By Christian Berthelsen and Brett Philbin
Financial sector investors are seeing a glass half full, with
sharp gains for many large banks and brokers in the final trading
days of the year despite a cautious outlook for the sector in
2013.
Indicators for the sector are neutral at best, with analysts
issuing tepid outlooks for 2013 amid low interest rates and new
regulation likely crimping revenue. But financials are the
strongest-performing sector within the S&P 500 this year, and
several individual stocks hit multiyear highs in recent
days--including Bank of America Corp. (BAC), which officially
doubled in value year-to-date on Tuesday.
Bank stocks in the S&P 500 index have risen more than 20%
this year, outpacing the equities markets as a whole. In addition
to Bank of America, Citigroup Inc. (C) and Bank of New York Mellon
Corp. (BK) are trading at multiyear highs, and J.P. Morgan Chase
& Co. (JPM) shares have recovered all of their drop and more
following the bank's May 10 disclosure that it was losing billions
on a wrong-way bet on synthetic corporate credit derivatives.
Financial shares got an additional boost Tuesday when markets
got a first look at fourth-quarter results for Jefferies Group Inc.

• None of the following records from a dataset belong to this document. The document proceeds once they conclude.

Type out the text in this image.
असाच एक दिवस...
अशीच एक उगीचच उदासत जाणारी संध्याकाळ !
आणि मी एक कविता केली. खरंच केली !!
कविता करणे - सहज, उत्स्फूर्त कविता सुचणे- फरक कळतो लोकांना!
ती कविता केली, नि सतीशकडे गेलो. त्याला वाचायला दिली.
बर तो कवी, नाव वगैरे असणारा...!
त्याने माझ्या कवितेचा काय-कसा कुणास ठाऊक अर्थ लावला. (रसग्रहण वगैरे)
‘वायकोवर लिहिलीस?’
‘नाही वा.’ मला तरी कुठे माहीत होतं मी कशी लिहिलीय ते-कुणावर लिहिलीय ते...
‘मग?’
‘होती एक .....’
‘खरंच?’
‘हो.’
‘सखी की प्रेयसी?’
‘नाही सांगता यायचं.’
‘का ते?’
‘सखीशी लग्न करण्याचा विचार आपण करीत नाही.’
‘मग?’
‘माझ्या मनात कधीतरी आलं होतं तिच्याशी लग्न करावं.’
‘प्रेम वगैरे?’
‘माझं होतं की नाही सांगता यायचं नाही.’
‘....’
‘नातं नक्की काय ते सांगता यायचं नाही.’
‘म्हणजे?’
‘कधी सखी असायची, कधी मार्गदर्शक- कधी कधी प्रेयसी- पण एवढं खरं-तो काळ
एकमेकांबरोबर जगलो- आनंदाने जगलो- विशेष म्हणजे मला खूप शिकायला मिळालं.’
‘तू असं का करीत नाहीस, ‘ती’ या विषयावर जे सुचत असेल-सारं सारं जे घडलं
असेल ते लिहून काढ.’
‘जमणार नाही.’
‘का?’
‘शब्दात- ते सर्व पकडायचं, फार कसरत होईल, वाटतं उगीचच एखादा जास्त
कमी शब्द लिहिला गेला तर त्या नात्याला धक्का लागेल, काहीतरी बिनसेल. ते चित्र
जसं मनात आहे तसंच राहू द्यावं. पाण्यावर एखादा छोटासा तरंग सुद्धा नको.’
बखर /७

(JEF), which reported a 48% rise in profit on strong trading
revenue. Jefferies is the first U.S. investment bank to report
fourth-quarter results, and is often viewed as a harbinger of
performance at other securities firms.
Jefferies shares were up 3.1% on the day and are up 52.8% in
2012.
The rise has come despite an industrywide outlook that could be
described as neutral at best. For universal banks with big capital
markets operations, Keefe Bruyette & Woods estimated last week
that strict new rules around proprietary trading could reduce
trading revenue by 20% across the industry.
Trading volumes and deal flow have been much improved from dire
year-ago levels amid the European debt crisis but have been largely
flat with the previous quarter. Investigations and litigation still
loom over the industry for everything from alleged interest-rate
manipulation to faulty mortgage lending. And the low interest-rate
environment that has resulted from Fed stimulus efforts to boost
the economy is cutting into profits from lending and investment of
surplus deposits.
Still, despite the overall dim outlook, analysts and traders say
there are some bright spots on the horizon contributing to the
run-up, including optimism that policy makers will resolve the
so-called fiscal cliff of tax hikes and spending cuts before they
whack they economy, a positive outlook for U.S. economic growth in
2013 that should help bank performance and continued recovery in
the housing market.
Improving credit quality will likely lead to releases from loan
loss reserves, which flow straight to the bottom line, and several
banks have improved chances of having share buyback and dividend
payment plans approved following Fed stress tests early next
year.
People are "feeling better about the housing market, the economy
in general, and the natural way to play that is through financials,
especially banks, which are highly levered to an improving economy
and housing market," said R.J. Grant, assistant director of equity
trading at KBW and a specialist in financial shares.
Rather than a bullish case for an industrywide rally, what may
be sparking the run-up has been good news out of individual
companies, such as the cost-cutting initiative at Citi under new
Chief Executive Mike Corbat (the bank announced 11,000 layoffs
earlier this month), or BofA finally breaking back above the
$10-a-share level on Dec. 5.
Steve Sosnick, an equity risk manager at Timber Hill, the
market-making unit of Interactive Brokers Group Inc. (IBKR), said
the recent rally has come "without an obvious catalyst," but that
the individual hits have turned into a sectorwide rally.
"I think it's a momentum trade, not really a fundamental trade,"
Mr. Sosnick said. Still, he cautioned that momentum trades
typically "work until they stop," adding that he sees nothing to
tell him why Goldman Sachs Group Inc. (GS) is worth nearly $8 a
share more on Tuesday than it was as of Friday's close.